Der Tag des Herrn für die einen, Bummeln oder Familienausflüge für die anderen: l’Auberge de l'Onde passt sich allen Programmen an und öffnet seine Küche von 11.45 bis 16.00 Uhr (letzte Bestellung). Es wird die übliche Speisekarte angeboten, die vom traditionellen Brunch zu unterscheiden ist... Die Gelegenheit, vor oder nach Ihrem Mittagessen einen Spaziergang durch die wunderschönen Weinberge von Lavaux zu machen und das malerische Dorf Saint-Saphorin zu entdecken.

Als Küchenchef von l’Auberge de l'Onde verfeinert Alexandre Noireaux die Produkte der Region je nach Jahreszeit.

Ein wenig Geschichte

Es ist eine Dorfherberge, aber was für eine Herberge und aus welchem Dorf! Im Herzen des berühmten Weinbaugebiets Lavaux, das zum UNESCO-Weltkulturerbe gehört, im Herzen des mittelalterlichen Dorfes Saint-Saphorin, eingebettet in ein Winzerhaus aus dem Jahr 1750, ist l’Auberge de l'Onde ganz erfüllt von den Schwingungen seiner reichen Geschichte und seiner Tradition.
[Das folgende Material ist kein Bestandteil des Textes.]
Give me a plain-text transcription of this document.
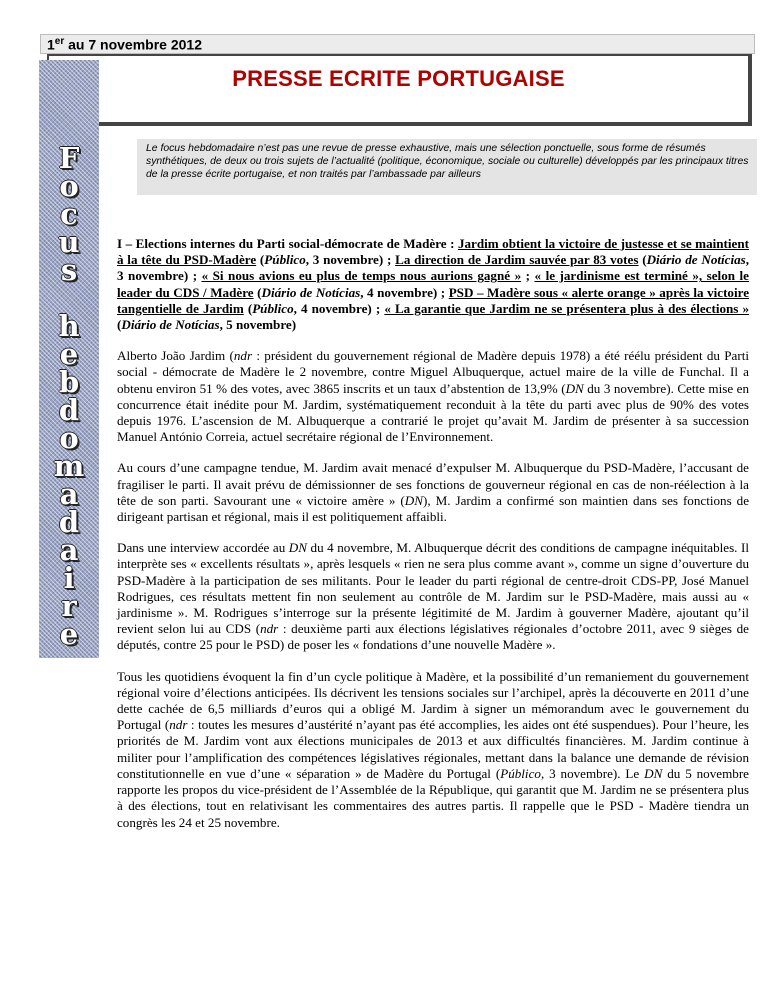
1er au 7 novembre 2012
PRESSE ECRITE PORTUGAISE
F
o
c
u
s
h
e
b
d
o
m
a
d
a
i
r
e
Le focus hebdomadaire n’est pas une revue de presse exhaustive, mais une sélection ponctuelle, sous forme de résumés synthétiques, de deux ou trois sujets de l’actualité (politique, économique, sociale ou culturelle) développés par les principaux titres de la presse écrite portugaise, et non traités par l’ambassade par ailleurs

I – Elections internes du Parti social-démocrate de Madère : Jardim obtient la victoire de justesse et se maintient à la tête du PSD-Madère (Público, 3 novembre) ; La direction de Jardim sauvée par 83 votes (Diário de Notícias, 3 novembre) ; « Si nous avions eu plus de temps nous aurions gagné » ; « le jardinisme est terminé », selon le leader du CDS / Madère (Diário de Notícias, 4 novembre) ; PSD – Madère sous « alerte orange » après la victoire tangentielle de Jardim (Público, 4 novembre) ; « La garantie que Jardim ne se présentera plus à des élections » (Diário de Notícias, 5 novembre)

Alberto João Jardim (ndr : président du gouvernement régional de Madère depuis 1978) a été réélu président du Parti social - démocrate de Madère le 2 novembre, contre Miguel Albuquerque, actuel maire de la ville de Funchal. Il a obtenu environ 51 % des votes, avec 3865 inscrits et un taux d’abstention de 13,9% (DN du 3 novembre). Cette mise en concurrence était inédite pour M. Jardim, systématiquement reconduit à la tête du parti avec plus de 90% des votes depuis 1976. L’ascension de M. Albuquerque a contrarié le projet qu’avait M. Jardim de présenter à sa succession Manuel António Correia, actuel secrétaire régional de l’Environnement.

Au cours d’une campagne tendue, M. Jardim avait menacé d’expulser M. Albuquerque du PSD-Madère, l’accusant de fragiliser le parti. Il avait prévu de démissionner de ses fonctions de gouverneur régional en cas de non-réélection à la tête de son parti. Savourant une « victoire amère » (DN), M. Jardim a confirmé son maintien dans ses fonctions de dirigeant partisan et régional, mais il est politiquement affaibli.

Dans une interview accordée au DN du 4 novembre, M. Albuquerque décrit des conditions de campagne inéquitables. Il interprète ses « excellents résultats », après lesquels « rien ne sera plus comme avant », comme un signe d’ouverture du PSD-Madère à la participation de ses militants. Pour le leader du parti régional de centre-droit CDS-PP, José Manuel Rodrigues, ces résultats mettent fin non seulement au contrôle de M. Jardim sur le PSD-Madère, mais aussi au « jardinisme ». M. Rodrigues s’interroge sur la présente légitimité de M. Jardim à gouverner Madère, ajoutant qu’il revient selon lui au CDS (ndr : deuxième parti aux élections législatives régionales d’octobre 2011, avec 9 sièges de députés, contre 25 pour le PSD) de poser les « fondations d’une nouvelle Madère ».

Tous les quotidiens évoquent la fin d’un cycle politique à Madère, et la possibilité d’un remaniement du gouvernement régional voire d’élections anticipées. Ils décrivent les tensions sociales sur l’archipel, après la découverte en 2011 d’une dette cachée de 6,5 milliards d’euros qui a obligé M. Jardim à signer un mémorandum avec le gouvernement du Portugal (ndr : toutes les mesures d’austérité n’ayant pas été accomplies, les aides ont été suspendues). Pour l’heure, les priorités de M. Jardim vont aux élections municipales de 2013 et aux difficultés financières. M. Jardim continue à militer pour l’amplification des compétences législatives régionales, mettant dans la balance une demande de révision constitutionnelle en vue d’une « séparation » de Madère du Portugal (Público, 3 novembre). Le DN du 5 novembre rapporte les propos du vice-président de l’Assemblée de la République, qui garantit que M. Jardim ne se présentera plus à des élections, tout en relativisant les commentaires des autres partis. Il rappelle que le PSD - Madère tiendra un congrès les 24 et 25 novembre.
Vor kurzem wurde es von einem leidenschaftlichen Mäzen in seiner alten Pracht restauriert und hat den Charme wiedererlangt, der es im letzten Jahrhundert zum Treffpunkt der Künstler machte. Charlie Chaplin kam häufig mit seiner Familie zum Essen hierher, während der Waadtländer Dichter und Chansonnier Jean Villard Gilles, der den Parisern wohlbekannt war, als guter Nachbar hier seinen Tisch hatte. Die Malerin Lélo Fiaux, die Schriftsteller Charles-Albert Cingria, Paul Budry und viele andere trafen sich im L'Onde und wussten dort die Weine des Lavaux zu genießen.